Pour lui, le rendement actuel n’est pas encore à la hauteur de leurs attentes mais, il a bon espoir de lendemains meilleurs et de signaler au passage que « personne n’a atteint pour le moment les 15 m de profondeur ». Issouf Ouédraogo, ancien militaire est sur le site au nom de Issa Namouna responsable d’une société minière. Il veille sur la sécurité des biens et des personnes sur le site.

Il protège le domaine des propriétaires agréés et prête de l’argent à ceux qui ne disposent pas de ressources propres pour recruter une main-d’œuvre non qualifiée pour l’extraction du minerai des puits. Il achète aussi l’or de ses créanciers, règle les litiges nés entre les orpailleurs. Pour le moment, les risques d’éboulements sont minces car le constat de l’ancien militaire Issouf Ouédraogo indique que les puits ne sont pas encore profonds. « Les éboulements arrivent souvent lorsque le site est vieux.

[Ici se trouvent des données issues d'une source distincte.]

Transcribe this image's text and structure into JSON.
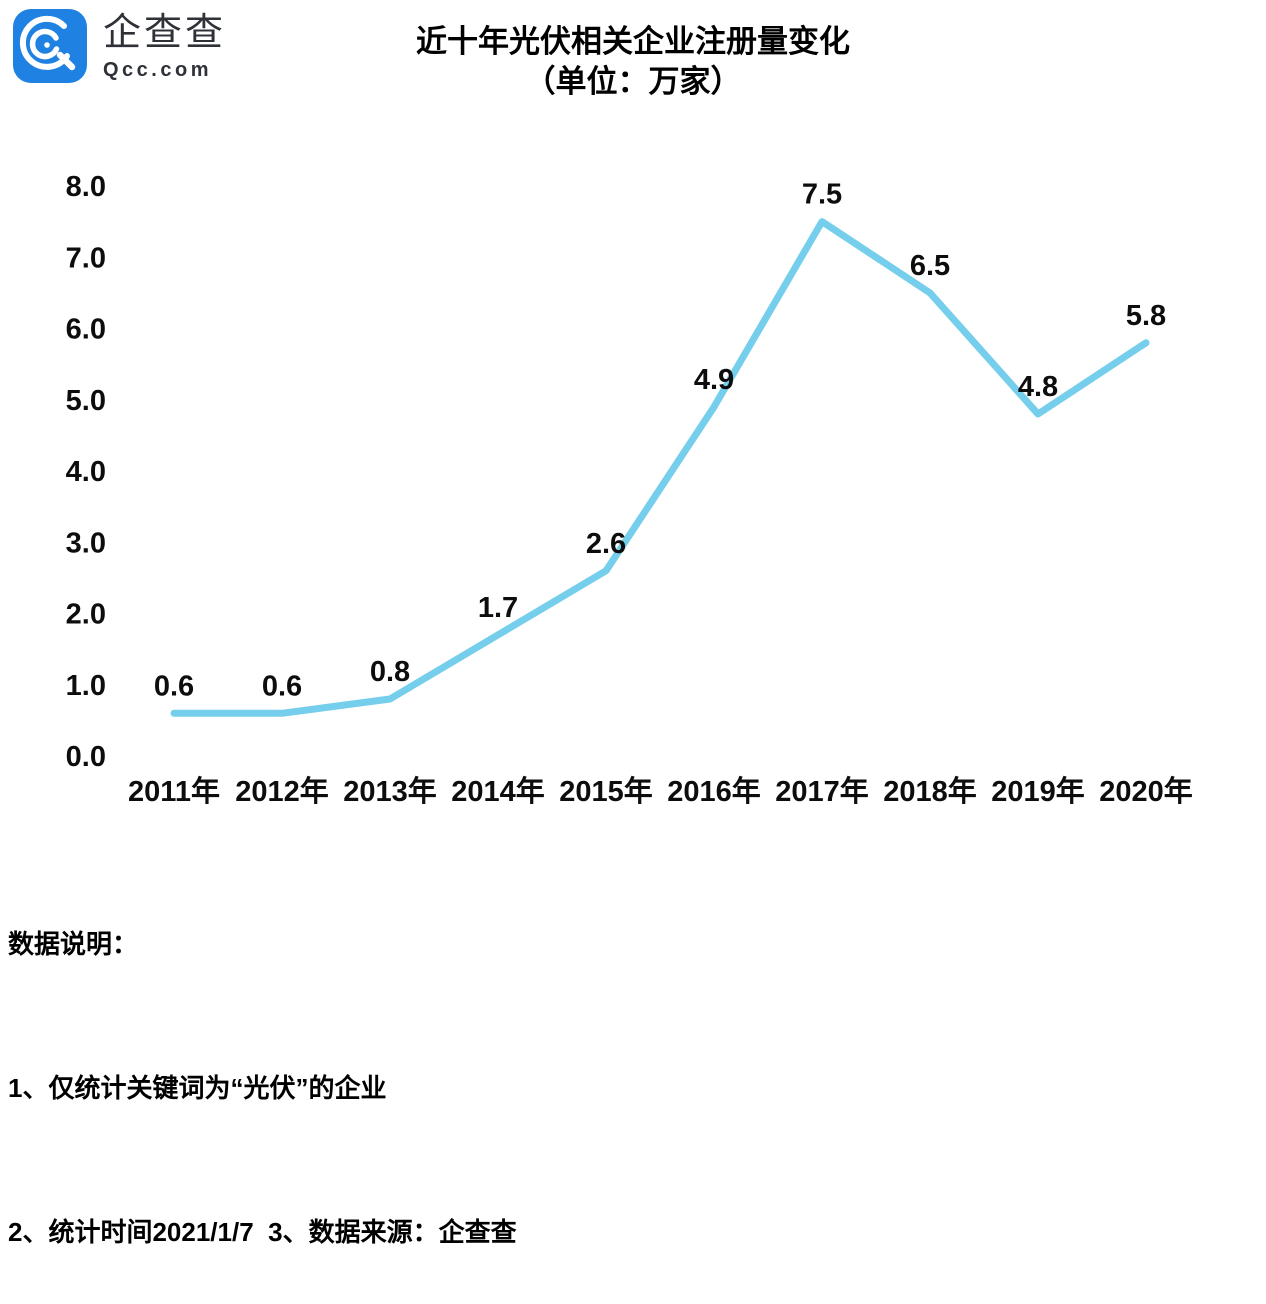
{
  "brand": {
    "name": "企查查",
    "domain": "Qcc.com",
    "logo_blue": "#1f82e2",
    "logo_icon": "qcc-magnifier-icon"
  },
  "title": {
    "line1": "近十年光伏相关企业注册量变化",
    "line2": "（单位：万家）"
  },
  "chart_data": {
    "type": "line",
    "title": "近十年光伏相关企业注册量变化",
    "subtitle": "（单位：万家）",
    "unit": "万家",
    "categories": [
      "2011年",
      "2012年",
      "2013年",
      "2014年",
      "2015年",
      "2016年",
      "2017年",
      "2018年",
      "2019年",
      "2020年"
    ],
    "values": [
      0.6,
      0.6,
      0.8,
      1.7,
      2.6,
      4.9,
      7.5,
      6.5,
      4.8,
      5.8
    ],
    "ytick_labels": [
      "0.0",
      "1.0",
      "2.0",
      "3.0",
      "4.0",
      "5.0",
      "6.0",
      "7.0",
      "8.0"
    ],
    "ylim": [
      0,
      8
    ],
    "ytick_step": 1,
    "grid": false,
    "legend": "none",
    "line_color": "#75ceeb",
    "label_color": "#0d0d0d"
  },
  "footer": {
    "heading": "数据说明：",
    "notes": [
      "1、仅统计关键词为“光伏”的企业",
      "2、统计时间2021/1/7  3、数据来源：企查查"
    ]
  }
}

D’ailleurs, ce sont les esprits malins qui provoquent souvent les éboulements : ils cassent les murs internes qui constituent des supports. Ce sont des « topomals » (mauvais topographes - dans leur jargon du milieu), des voleurs, des assassins… », explique M. Ouédraogo. Pour la protection des enfants sur le site, "l’association Vision Plus" mène la sensibilisation. Cette association est soutenue par le « projet Mines » financé par l’UNICEF en partenariat avec l’« Association pour le théâtre le Trésor » de Boulsa.

Cette campagne porte sur les droits des enfants. Les services en charge de la protection des enfants mettent également les bouchées doubles pour éviter un grand déplacement des enfants sur le site du fait de sa proximité avec Boulsa, le chef-lieu de province.

Le décret portant fermeture temporaire des sites en saison de pluies, principalement en août pourra-t-il être appliqué dans toute sa rigueur sur ce site au regard de l’ambiance qui y règne ? A ce propos, le haut-commissaire de la province du Namentenga, Pierre Emmanuel Ouédraogo est ferme : "On a encore en mémoire qu’en août 2009, deux jeunes sur le site de Tampèla, (quartier de Simagué), village de la commune de Bouroum ont trouvé la mort suite à un éboulement".